Contudo, estava decidido a não acompanhar o velho Tucaram sem fazer o testamento. Queria dizer que amava muito o seu irmãozinho e fazer dele o herdeiro dos seus bens: um pião de madeira, uma bola de lona, um arco de metal. Custava-lhe muito este exílio e observava, do seu esconderijo, o velho casarão como se tivesse sido ausente por algumas décadas de anos. Já sentida saudades da figura turbulenta de Raju, como se tivesse regressado depois de um longo desterro.

Era tarde demais para continuar nessa posição. O sol já encarregara a Lua de tomar conta do seu reino dentro de uns momentos mais. O irmão de Vijaybhai decidira pernoitar em casa do cunhado Venctesh, ausente na cidade.

Como um condenado expiando o crime, Pankash transpôs o umbral da quinta. Queria pedir desculpas à mãe, mas um semblante indiferente e ameaçador manteve-o à distância. Esperou que o tio fosse mais afectuoso, mas ouviu sair da sua boca de educador rigoroso: “Saberei curá-lo”. Buscou Raju com o olhar e viu-o a um canto, saboreando guloseimas e insistindo em não levantar os olhos para ele.

Quando estendeu o corpo pesado na enxerga, sentiu uma ligeira dor na cabeça e um calafrio sacudiu, ao de leve, o seu ser. Antes de ser vencido por um pesado sono, ouviu confirmada a cruel sentença. :Bahu, por Deus, leve-o consigo. Talvez consiga corrigi-lo. Estou cansada das suas diabruras” – dissera Vijaybhai ao seu mano.

*

“Não... não... não me batam. Irei com ele... Tuca’m bab vamos agora mesmo... Eu vou consigo... Não quero mal a Raju...” Era noite alta quando Pankash pôs-se a gritar em sonhos. Acordou sobresaltado e viu que todos de casa tinham acordade aos seus gritos. Pela fenda da janela soube que havia luar lá fora. Que horas seriam? Desejaria que fosse já dia e pudesse ir-se embora com o tio.

Mas Raju... Ao menos queira vê-lo. Queria que ele dissesse que faria uso do seu pião, da sua bola e do arco. Sentiu então que tinha a testa e o corpo orvalhado de suor. Tentou dormir de novo.
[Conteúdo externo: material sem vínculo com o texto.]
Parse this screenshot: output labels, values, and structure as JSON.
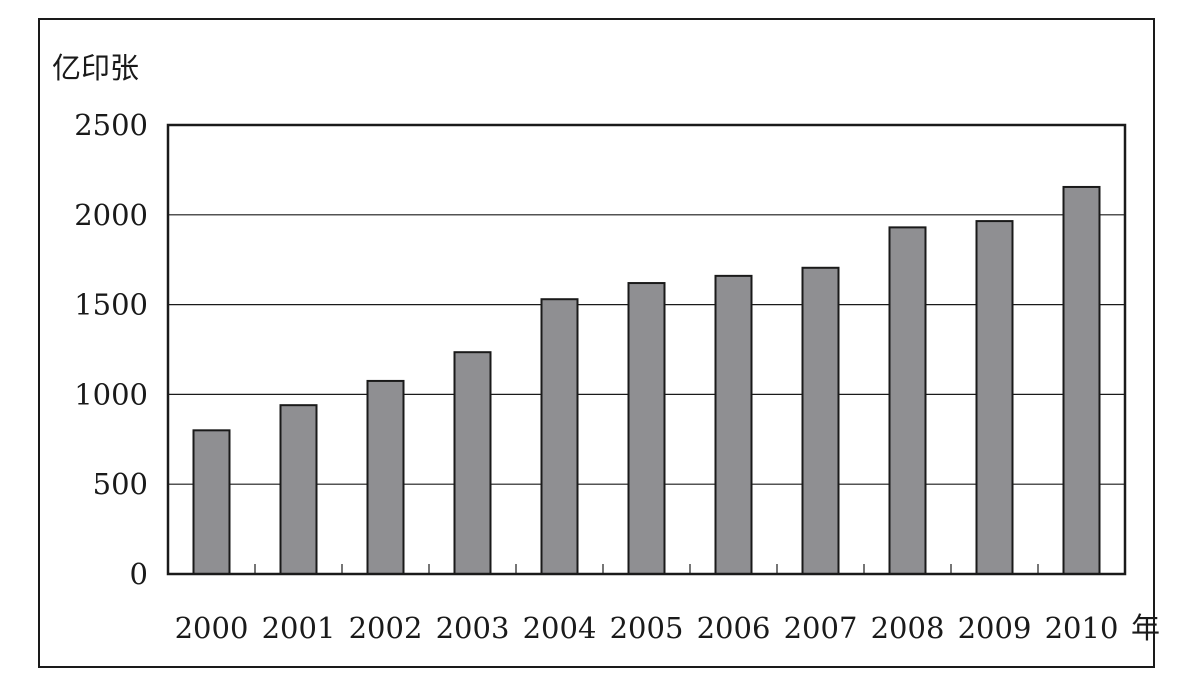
{
  "chart_data": {
    "type": "bar",
    "ylabel": "亿印张",
    "xlabel": "年",
    "categories": [
      "2000",
      "2001",
      "2002",
      "2003",
      "2004",
      "2005",
      "2006",
      "2007",
      "2008",
      "2009",
      "2010"
    ],
    "values": [
      800,
      940,
      1075,
      1235,
      1530,
      1620,
      1660,
      1705,
      1930,
      1965,
      2155
    ],
    "ylim": [
      0,
      2500
    ],
    "yticks": [
      0,
      500,
      1000,
      1500,
      2000,
      2500
    ],
    "grid": true,
    "colors": {
      "bar": "#8f8f92",
      "bar_edge": "#1a1a1a",
      "grid": "#1a1a1a"
    }
  }
}
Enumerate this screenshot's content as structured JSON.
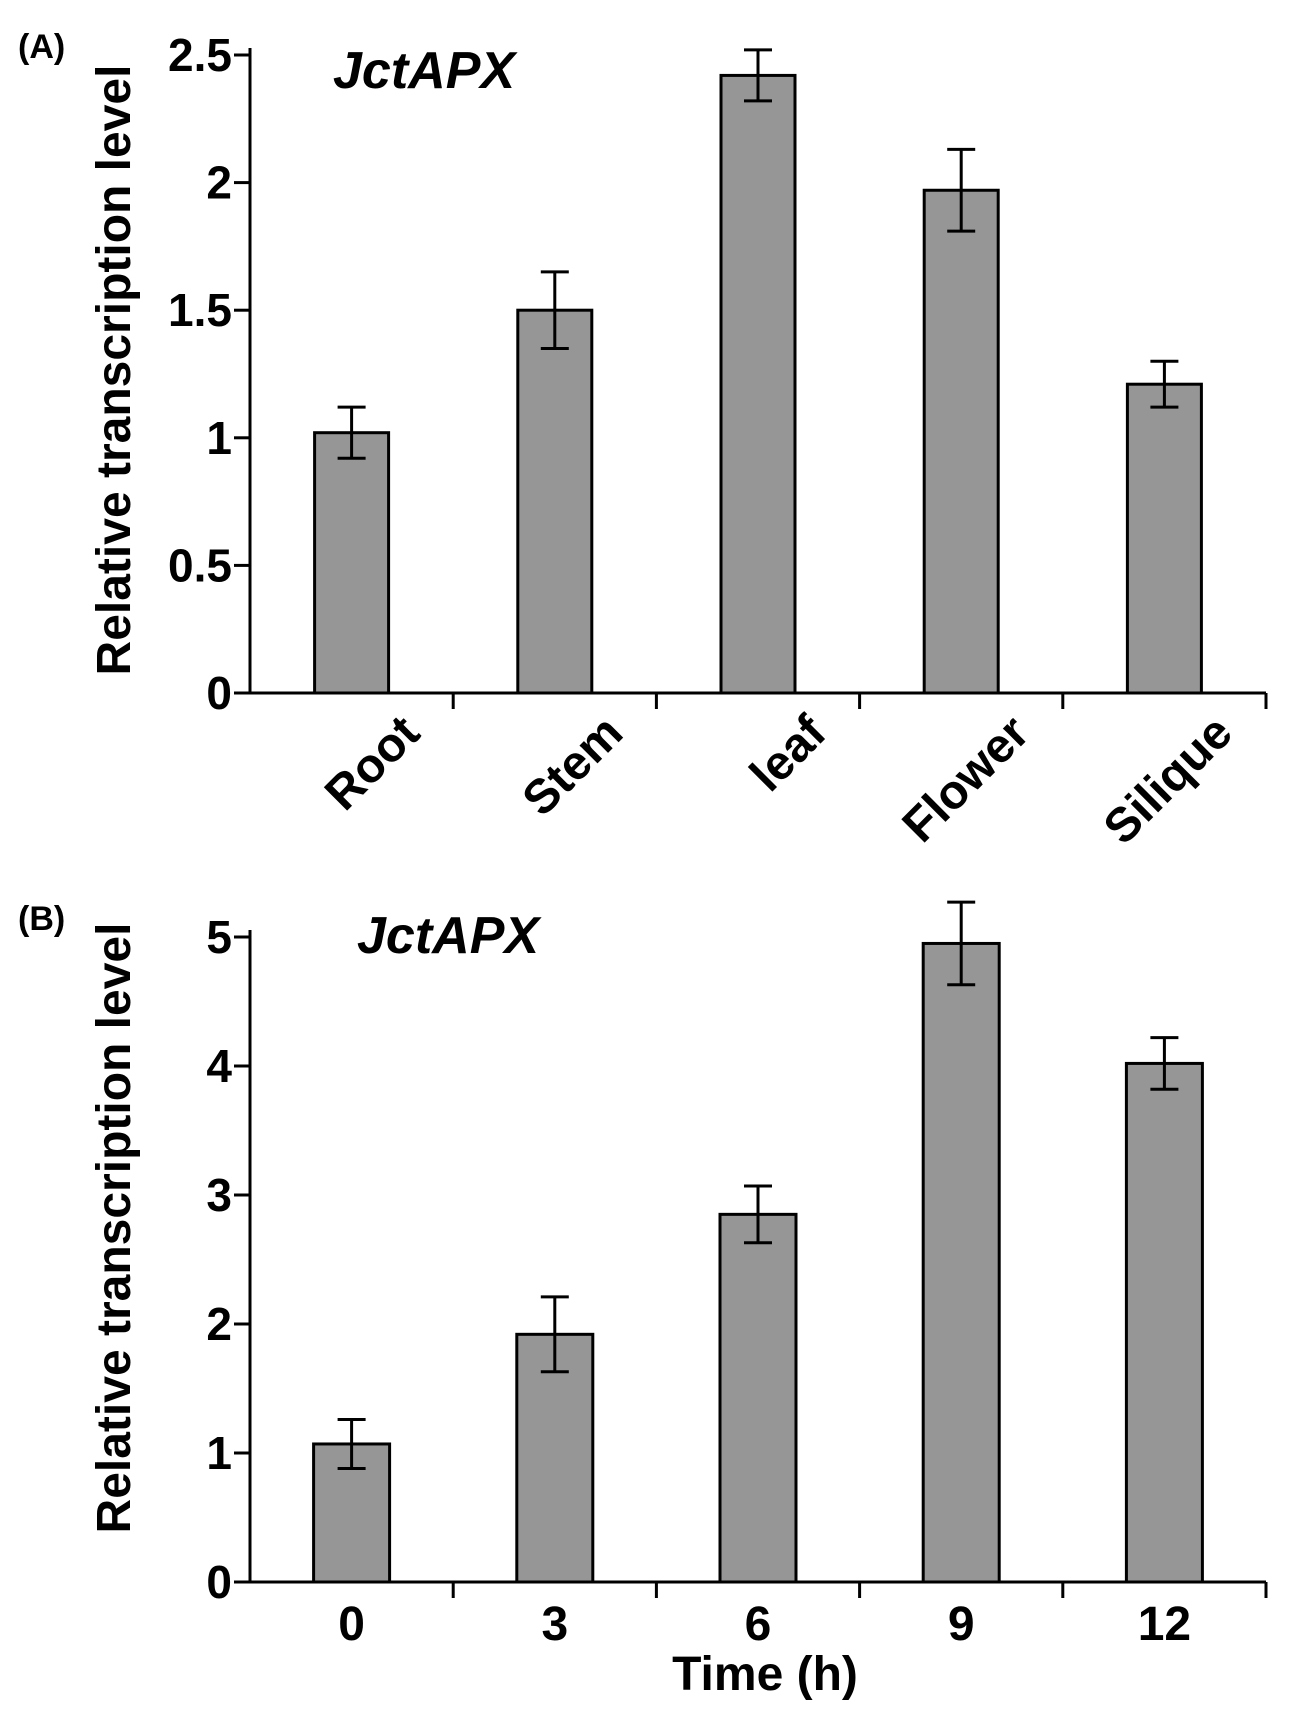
{
  "chart_data": [
    {
      "type": "bar",
      "panel_label": "(A)",
      "title": "JctAPX",
      "xlabel": "",
      "ylabel": "Relative transcription level",
      "categories": [
        "Root",
        "Stem",
        "leaf",
        "Flower",
        "Silique"
      ],
      "values": [
        1.02,
        1.5,
        2.42,
        1.97,
        1.21
      ],
      "errors": [
        0.1,
        0.15,
        0.1,
        0.16,
        0.09
      ],
      "ylim": [
        0,
        2.5
      ],
      "yticks": [
        0,
        0.5,
        1,
        1.5,
        2,
        2.5
      ],
      "ytick_labels": [
        "0",
        "0.5",
        "1",
        "1.5",
        "2",
        "2.5"
      ],
      "bar_color": "#969696",
      "grid": false,
      "legend": false
    },
    {
      "type": "bar",
      "panel_label": "(B)",
      "title": "JctAPX",
      "xlabel": "Time (h)",
      "ylabel": "Relative transcription level",
      "categories": [
        "0",
        "3",
        "6",
        "9",
        "12"
      ],
      "values": [
        1.07,
        1.92,
        2.85,
        4.95,
        4.02
      ],
      "errors": [
        0.19,
        0.29,
        0.22,
        0.32,
        0.2
      ],
      "ylim": [
        0,
        5
      ],
      "yticks": [
        0,
        1,
        2,
        3,
        4,
        5
      ],
      "ytick_labels": [
        "0",
        "1",
        "2",
        "3",
        "4",
        "5"
      ],
      "bar_color": "#969696",
      "grid": false,
      "legend": false
    }
  ]
}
“Levem-me ao Raju... Levem-me ao Raju... Quero ver Raju...”. Tentou levantar-se mas viu que não podia. Estava com febre e sentia como que uma fornalha ao redor. Vijaybhai comovida aconselhou-o a dormir sossegadamente. Queria que o filho ficasse bom na manhã seguinte e não mais exigiria o cumprimento do castigo de separação. “Pankash e Raju não mais brigarão. Pankash há-de ser bom rapaz e há-de ficar connosco” idse a mãe, acariciando a testa e a cabeleira do filho enfermo.

“Mãe, quando Raju acordar amanhã, diga-lhe que gosto dele. Aquele pião... o meu pião...”. Trouxeram-lhe então de um canto o brinquedo que Pankash tomou nas suas mãos febris e trémulas exclamando: “É para Raju. Raju gosta dele...”

Havia um nervosismo no semblante de todos ao redor. Pankash estava seriamente mal e não havia médico algum na aldeia que pudesse acudir mas o jovem parecia indiferente a tudo aquilo. Só lhe interessava que Raju aceitasse a sua oferta de pião, bola e arco. Para ele, o irmão mais novo, que entretanto já se encontrava ao pé do doente, tornara-se a única preocupação. Os dois haviam brigado sempre mas já não brigariam mais.

“Eu gosto de Raju e quero dar-lhe o meu pião”, era o último juramento de Prakash.